All’interno delle istituzioni in molti sapevano. La “Trattativa” fra i carabinieri del Ros e l’ex sindaco mafioso di Palermo Vito Ciancimino era nota. Eppure, non se n’è parlato per una ventina d’anni. Nel ventiseiesimo anniversario della Strage di Via D’Amelio in cui morirono il giudice Paolo Borsellino e i cinque agenti di scorta Agostino Catalano, Emanuela Loi, Vincenzo Li Muli, Walter Eddie Cosina e Claudio Traina, ecco le motivazioni della sentenza sulla “Trattativa”. Le carte, depositate ieri, criticano le “eclatanti dimenticanze”, ma anche la “deposizione sorprendente” di Liliana Ferraro, un’amica storica di Giovanni Falcone, che prese il posto del magistrato all’ufficio Affari penali del Ministero della Giustizia.

“Avrebbe potuto fornire − si legge nelle motivazioni − tempestivamente ed in modo assolutamente spontaneo informazioni che erano dirette a meglio ricostruire quel contesto che ha preceduto e seguito le stragi di Capaci e di via D’Amelio”. Nel giugno 1992 il colonnello Mario Mori aveva incontrato Liliana Ferraro al Ministero per invocare una sorta di “copertura politica” al dialogo con Ciancimino. Viene smentita, in buona sostanza, la ricostruzione di Mori e di Giuseppe De Donno, ex ufficiale dei carabinieri. Ciancimino non venne trattato da “confidente”. Tramite l’ex sindaco si instaurò una trattativa con Cosa nostra. I giudici censurano “l’evidente tentativo di Liliana Ferraro di minimizzare gli approcci del Ros con Ciancimino”. Non solo.

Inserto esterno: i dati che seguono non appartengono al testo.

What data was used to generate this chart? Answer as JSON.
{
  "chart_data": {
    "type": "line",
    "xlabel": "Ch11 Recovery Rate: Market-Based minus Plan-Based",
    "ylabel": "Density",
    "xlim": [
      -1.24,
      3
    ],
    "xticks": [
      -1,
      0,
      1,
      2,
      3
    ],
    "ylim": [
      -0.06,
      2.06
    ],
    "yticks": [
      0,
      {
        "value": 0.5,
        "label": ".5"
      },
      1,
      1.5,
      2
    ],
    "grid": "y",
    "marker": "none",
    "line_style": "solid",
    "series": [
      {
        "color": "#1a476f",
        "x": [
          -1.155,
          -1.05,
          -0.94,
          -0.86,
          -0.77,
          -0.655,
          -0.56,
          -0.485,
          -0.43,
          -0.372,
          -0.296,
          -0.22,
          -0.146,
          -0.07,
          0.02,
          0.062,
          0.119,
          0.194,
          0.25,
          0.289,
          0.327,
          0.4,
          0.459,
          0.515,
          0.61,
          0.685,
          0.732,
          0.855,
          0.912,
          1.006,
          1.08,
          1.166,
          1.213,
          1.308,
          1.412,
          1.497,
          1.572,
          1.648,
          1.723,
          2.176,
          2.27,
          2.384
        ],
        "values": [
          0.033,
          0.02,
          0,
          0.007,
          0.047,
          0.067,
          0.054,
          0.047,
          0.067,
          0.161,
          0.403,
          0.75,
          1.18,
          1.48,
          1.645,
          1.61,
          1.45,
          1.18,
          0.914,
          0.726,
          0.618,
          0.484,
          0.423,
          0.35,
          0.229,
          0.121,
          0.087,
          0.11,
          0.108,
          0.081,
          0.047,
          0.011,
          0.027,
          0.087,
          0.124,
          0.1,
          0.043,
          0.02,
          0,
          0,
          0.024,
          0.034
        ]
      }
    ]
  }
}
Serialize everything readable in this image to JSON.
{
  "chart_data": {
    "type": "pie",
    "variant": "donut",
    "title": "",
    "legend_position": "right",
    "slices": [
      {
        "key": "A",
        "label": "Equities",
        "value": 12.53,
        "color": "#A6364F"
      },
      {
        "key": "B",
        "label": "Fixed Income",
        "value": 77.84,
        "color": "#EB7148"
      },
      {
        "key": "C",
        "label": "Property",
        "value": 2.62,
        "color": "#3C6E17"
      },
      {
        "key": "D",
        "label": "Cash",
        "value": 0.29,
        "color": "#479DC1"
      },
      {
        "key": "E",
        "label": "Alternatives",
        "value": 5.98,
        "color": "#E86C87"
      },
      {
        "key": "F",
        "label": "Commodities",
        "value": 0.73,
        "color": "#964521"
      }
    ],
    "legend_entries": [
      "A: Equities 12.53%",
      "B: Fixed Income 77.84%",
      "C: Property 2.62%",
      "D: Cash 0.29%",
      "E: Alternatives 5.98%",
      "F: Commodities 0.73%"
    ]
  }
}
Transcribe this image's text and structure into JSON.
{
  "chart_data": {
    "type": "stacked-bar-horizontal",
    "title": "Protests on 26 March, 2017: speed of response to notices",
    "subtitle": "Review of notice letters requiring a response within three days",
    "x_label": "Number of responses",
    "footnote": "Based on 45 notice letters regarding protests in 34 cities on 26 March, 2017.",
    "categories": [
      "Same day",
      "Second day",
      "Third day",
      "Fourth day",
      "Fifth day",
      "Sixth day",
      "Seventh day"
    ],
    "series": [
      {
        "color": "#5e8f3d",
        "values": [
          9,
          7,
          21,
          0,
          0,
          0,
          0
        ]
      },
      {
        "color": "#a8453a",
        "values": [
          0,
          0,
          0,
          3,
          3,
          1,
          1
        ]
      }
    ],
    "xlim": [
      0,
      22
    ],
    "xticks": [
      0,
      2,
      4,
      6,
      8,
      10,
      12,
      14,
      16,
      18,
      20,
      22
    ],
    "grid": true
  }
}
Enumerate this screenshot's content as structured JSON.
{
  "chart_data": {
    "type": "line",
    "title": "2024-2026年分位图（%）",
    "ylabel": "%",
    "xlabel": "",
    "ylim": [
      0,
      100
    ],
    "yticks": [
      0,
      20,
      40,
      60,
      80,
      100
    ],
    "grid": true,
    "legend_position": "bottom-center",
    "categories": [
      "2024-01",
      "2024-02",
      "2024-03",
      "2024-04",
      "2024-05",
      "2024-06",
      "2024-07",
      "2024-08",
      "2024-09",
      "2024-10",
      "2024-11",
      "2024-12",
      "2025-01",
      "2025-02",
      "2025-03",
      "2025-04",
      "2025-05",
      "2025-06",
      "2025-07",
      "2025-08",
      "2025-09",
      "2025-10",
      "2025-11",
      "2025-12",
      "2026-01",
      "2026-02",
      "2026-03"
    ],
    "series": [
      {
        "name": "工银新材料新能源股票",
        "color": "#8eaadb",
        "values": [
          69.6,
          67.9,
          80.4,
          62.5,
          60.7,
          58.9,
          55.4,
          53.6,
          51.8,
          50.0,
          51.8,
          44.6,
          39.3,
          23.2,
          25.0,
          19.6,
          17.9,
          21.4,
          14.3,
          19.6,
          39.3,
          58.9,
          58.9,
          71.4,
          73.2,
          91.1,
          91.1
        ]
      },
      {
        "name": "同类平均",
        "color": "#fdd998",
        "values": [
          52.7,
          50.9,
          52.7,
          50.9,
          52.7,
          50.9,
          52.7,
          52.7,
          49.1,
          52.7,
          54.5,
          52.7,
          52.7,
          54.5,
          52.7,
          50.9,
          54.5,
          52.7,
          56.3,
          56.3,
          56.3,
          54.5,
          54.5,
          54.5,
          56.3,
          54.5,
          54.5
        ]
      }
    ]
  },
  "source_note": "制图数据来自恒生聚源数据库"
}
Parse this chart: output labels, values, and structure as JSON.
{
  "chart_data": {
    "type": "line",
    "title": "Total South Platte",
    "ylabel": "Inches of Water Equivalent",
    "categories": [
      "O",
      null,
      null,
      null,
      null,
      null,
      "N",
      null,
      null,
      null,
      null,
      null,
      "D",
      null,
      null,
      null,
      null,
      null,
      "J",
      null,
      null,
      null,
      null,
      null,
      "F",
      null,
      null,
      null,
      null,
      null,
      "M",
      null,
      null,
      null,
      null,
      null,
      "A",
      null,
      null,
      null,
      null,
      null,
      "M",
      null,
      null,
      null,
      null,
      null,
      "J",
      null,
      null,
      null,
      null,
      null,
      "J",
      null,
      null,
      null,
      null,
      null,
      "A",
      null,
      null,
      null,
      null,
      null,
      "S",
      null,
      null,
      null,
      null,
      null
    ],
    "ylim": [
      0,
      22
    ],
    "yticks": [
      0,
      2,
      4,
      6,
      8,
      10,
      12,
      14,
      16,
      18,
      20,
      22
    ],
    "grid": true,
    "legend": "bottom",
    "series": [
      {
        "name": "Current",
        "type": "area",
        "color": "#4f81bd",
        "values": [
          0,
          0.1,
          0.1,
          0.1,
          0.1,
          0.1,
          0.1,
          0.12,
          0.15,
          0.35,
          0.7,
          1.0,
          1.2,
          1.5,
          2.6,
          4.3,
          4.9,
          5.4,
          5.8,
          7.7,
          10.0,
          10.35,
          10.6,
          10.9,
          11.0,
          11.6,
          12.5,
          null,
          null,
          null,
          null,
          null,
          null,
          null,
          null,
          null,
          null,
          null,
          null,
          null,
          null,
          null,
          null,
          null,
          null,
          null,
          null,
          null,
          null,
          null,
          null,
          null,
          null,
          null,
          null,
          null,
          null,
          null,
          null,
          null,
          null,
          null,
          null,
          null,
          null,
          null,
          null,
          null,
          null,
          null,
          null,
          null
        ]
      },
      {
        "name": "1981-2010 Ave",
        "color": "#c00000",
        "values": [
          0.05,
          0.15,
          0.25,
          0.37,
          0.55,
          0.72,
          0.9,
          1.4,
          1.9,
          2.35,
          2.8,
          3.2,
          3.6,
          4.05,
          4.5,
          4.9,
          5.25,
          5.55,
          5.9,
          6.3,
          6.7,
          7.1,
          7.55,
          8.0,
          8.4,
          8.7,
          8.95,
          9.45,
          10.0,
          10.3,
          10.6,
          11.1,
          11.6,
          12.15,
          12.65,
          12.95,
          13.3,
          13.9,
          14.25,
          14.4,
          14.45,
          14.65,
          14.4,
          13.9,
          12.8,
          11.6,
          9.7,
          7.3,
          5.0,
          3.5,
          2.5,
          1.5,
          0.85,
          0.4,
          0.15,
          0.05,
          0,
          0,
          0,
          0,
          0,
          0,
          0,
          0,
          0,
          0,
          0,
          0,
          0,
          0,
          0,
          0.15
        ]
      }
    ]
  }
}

Viene riportato che la Ferraro ha parlato alla magistratura soltanto il 14 novembre 2009. “Dopo che ne aveva riferito l’ex ministro Martelli”.

Lo stesso Claudio Martelli ha deciso di parlarne molti anni dopo. Da quanto si apprende oggi, la Ferraro disse a Mori di informare subito i magistrati di Palermo. La donna ne parlò a Borsellino, nel corso di un incontro in aeroporto. A questo punto la domanda è d’obbligo: il magistrato sapeva davvero della “Trattativa” in atto? Secondo il collegio presieduto da Alfredo Montalto, a latere Stefania Brambille, la morte di Borsellino subì “un’accelerazione” ordinata da Totò Riina. L’ipotesi è che il magistrato volesse opporsi. Tra gli “smemorati di Stato” figura anche Fernanda Contri, all’epoca segretario generale della presidenza del Consiglio. Anche la donna seppe della “Trattativa” dai carabinieri. Eppure, ha deciso di parlare solo parecchi anni dopo. Quando il caso è esploso attraverso le dichiarazioni del testimone Massimo Ciancimino. Oggi il figlio del sindaco mafioso viene considerato dai giudici “del tutto inattendibile”. Nella sentenza sta scritto che “le dichiarazioni di Ciancimino hanno fatto recuperare la memoria a molti esponenti delle istituzioni (da Claudio Martelli a Liliana Ferraro al presidente della commissione antimafia Luciano Violante al ministro Giovanni Conso)”. A proposito di Conso, i  giudici di Palermo sostengono “l’assoluto evidente contrasto fra le prime dichiarazioni rese all’autorità giudiziaria nel 2002 quando ancora il tema trattativa non era salito alla ribalta delle cronache con le altre sue dichiarazioni del 2009”.